Ao fazer tantas concessões, a União passa a mensagem errada à sociedade. O perdularismo estatal é um desestímulo para os contribuintes, os quais já são avessos à agenda de reformas.

Se o governo não age com a devida parcimônia sobre suas próprias engrenagens burocráticas, convencer o povo acerca da importância das reformas estruturais, como a da Previdência, torna-se um desafio hercúleo. Aliás, a população tem plena consciência de que os recursos para essas imprudências financeiras saem do seu bolso.

A melancólica reta final do governo Temer está na contramão das promessas para reequilibrar as contas nacionais, sob máximo rigor possível com o erário. Essa gestão conseguiu aprovar medidas relevantes para a sustentação fiscal, mas em diferentes ocasiões, quando lhe fora politicamente conveniente, repetiu erros de administrações anteriores e não conteve gastos que poderiam ser evitados.

No caso do reajuste dos servidores, a poucos meses do fim do mandato, deveria ter sido priorizada a saúde fiscal do País. Deixar como herança um Orçamento menos restrito seria mais honroso. Alvo de massiva impopularidade e desgastado politicamente, Temer deveria usar os meses restantes à frente do Planalto para alicerçar o terreno a seu sucessor. Em vez disso, entregará as finanças em processo de corrosão.

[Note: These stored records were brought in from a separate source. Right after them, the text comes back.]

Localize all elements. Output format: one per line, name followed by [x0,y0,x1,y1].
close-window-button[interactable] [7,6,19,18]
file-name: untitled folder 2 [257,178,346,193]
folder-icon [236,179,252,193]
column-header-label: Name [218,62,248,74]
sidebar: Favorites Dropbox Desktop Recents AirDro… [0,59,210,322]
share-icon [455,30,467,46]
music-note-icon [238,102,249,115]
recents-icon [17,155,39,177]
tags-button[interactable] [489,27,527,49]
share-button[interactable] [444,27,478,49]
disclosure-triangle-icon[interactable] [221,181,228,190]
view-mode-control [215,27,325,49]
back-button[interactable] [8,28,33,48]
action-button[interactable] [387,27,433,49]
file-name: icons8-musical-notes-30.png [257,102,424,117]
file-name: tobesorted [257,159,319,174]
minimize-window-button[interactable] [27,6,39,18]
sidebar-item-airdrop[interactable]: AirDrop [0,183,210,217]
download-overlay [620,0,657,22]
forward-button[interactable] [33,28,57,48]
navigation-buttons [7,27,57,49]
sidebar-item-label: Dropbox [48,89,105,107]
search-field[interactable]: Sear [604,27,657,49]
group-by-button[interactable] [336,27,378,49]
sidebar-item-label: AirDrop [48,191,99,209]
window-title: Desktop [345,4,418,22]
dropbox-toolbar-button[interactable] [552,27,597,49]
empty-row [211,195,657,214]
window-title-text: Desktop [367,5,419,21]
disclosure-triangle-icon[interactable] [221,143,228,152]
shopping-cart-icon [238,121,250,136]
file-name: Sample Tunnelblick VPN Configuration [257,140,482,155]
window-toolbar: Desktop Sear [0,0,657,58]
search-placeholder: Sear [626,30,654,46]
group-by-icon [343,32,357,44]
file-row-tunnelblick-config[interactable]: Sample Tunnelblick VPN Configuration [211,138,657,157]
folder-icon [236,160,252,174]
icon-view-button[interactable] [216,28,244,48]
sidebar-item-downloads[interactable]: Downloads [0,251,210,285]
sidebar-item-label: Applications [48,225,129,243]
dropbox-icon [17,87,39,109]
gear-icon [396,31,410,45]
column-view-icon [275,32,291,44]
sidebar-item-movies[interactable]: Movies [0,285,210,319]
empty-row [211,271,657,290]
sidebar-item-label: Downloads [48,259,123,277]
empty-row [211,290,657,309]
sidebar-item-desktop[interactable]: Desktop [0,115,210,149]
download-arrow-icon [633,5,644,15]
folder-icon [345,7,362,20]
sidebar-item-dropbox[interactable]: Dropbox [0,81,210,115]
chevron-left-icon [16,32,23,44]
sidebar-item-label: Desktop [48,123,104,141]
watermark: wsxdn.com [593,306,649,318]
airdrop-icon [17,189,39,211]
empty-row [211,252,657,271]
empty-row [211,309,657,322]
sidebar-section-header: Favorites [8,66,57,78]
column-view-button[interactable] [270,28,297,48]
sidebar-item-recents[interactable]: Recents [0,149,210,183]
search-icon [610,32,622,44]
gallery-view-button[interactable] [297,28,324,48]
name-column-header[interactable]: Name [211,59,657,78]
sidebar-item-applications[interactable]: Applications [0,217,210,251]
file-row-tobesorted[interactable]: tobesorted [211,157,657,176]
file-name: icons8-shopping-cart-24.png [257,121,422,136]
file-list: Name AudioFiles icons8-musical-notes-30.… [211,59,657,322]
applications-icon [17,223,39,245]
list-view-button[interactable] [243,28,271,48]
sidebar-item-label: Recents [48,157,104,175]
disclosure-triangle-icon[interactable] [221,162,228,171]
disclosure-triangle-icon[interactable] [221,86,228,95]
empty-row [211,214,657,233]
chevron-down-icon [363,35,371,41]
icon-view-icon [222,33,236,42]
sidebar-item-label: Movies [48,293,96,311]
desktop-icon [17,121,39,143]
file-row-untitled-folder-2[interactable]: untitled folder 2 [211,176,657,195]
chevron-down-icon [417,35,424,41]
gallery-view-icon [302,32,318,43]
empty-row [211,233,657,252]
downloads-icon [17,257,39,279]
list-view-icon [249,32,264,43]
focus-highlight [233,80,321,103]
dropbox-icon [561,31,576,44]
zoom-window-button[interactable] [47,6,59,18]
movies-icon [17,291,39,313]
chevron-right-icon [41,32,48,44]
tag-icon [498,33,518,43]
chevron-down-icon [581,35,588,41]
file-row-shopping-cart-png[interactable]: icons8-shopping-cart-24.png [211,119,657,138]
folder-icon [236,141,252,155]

Caso não haja o adiamento, a nova previsão é que o próximo governo tenha apenas R$ 94 bilhões para despesas não obrigatórias, R$ 30 bilhões a menos que neste ano. O eleito terá a missão de manter o funcionamento de serviços e órgãos importantes mesmo com o caixa tão debilitado. Embora o assunto tenha sido evitado em campanha, o futuro presidente terá de impor medidas severas.